Forward passes in score_ism_variants
ism_variants generates 3 × L variants (3 non-reference substitutions at each of L positions in the ism_interval).

Each variant scored via score_variant_predict_variant makes 4 forward passes:

apply_fn(reference_sequence, …) — main model, ref
apply_fn(alternate_sequence, …) — main model, alt
junctions_apply_fn(ref_embeddings, …) — splice junction head, ref
junctions_apply_fn(alt_embeddings, …) — splice junction head, alt

All forward passes use batch size = 1 (sequence is encoded with [np.newaxis] giving shape [1, S, 4]).

Each of the 3L variants gets its own thread, and within that thread _predict_variant runs 4 forward passes serially: main-ref → main-alt → junction-ref → junction-alt. The parallelism is only across variants (threads), not within a single variant’s scoring.

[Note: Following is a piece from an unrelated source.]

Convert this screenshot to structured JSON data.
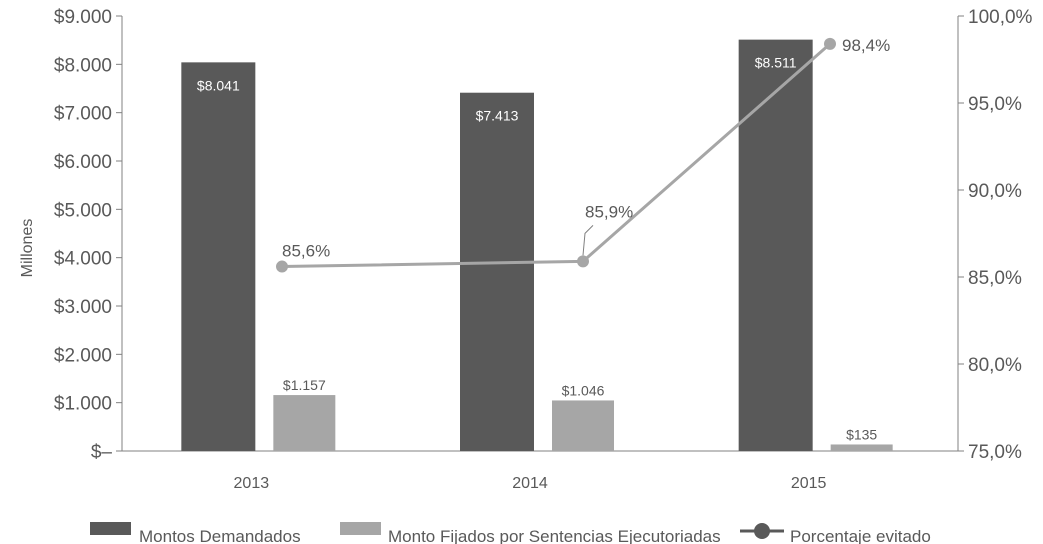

This seems quite wasteful as it does 3L as many forward passes for the reference sequence, and also uses a batch size of 1 when in theory more could fit (at least for smaller context sizes).

I was wondering if you have considered making the ISM workflow more efficient. Is there a way to increase batch size at least, or do one forward pass for the ref allele? I am being quite bottlenecked by this at this time so any help or suggestion (or code changes) would be much appreciated :slight_smile: Thank you!

Hi @valeh,

Thanks for the post! So for the open-source model, we prioritized readability and correctness over speed. For this reason, we decided to opt for a simpler single-device setup, as well as not sharing the reference prediction between the 3 alleles for ISM. We’ll look into adding this, but we’re keen to keep the code somewhat simple to make it easier for folks to follow. Increasing batch size can be difficult as you can quickly run out of GPU memory, though this very much depends on the diversity of variant scoring you’re doing.

Note that there’s only 2 full forward passes per variant prediction: the junction predictions re-uses the trunk embeddings from the first forward pass :smiley:

Hi @tward Thank you for the response (and clarification regarding the junction embeddings). So I kind of need the speed since I am scoring a very large number of variants, but I also have made some code changes to the open-source model because I need to do the aggregation a bit differently than the CenterMaskScorer currently does, as well as expose (return) the raw unaggregated predictions from the ISM forward passes. (I suppose if I can at least have the latter change I won’t need the former as I can do the aggregation on the raw tracks post-hoc).

Is there any way I can keep my code changes but also use the faster implementation?

Thanks!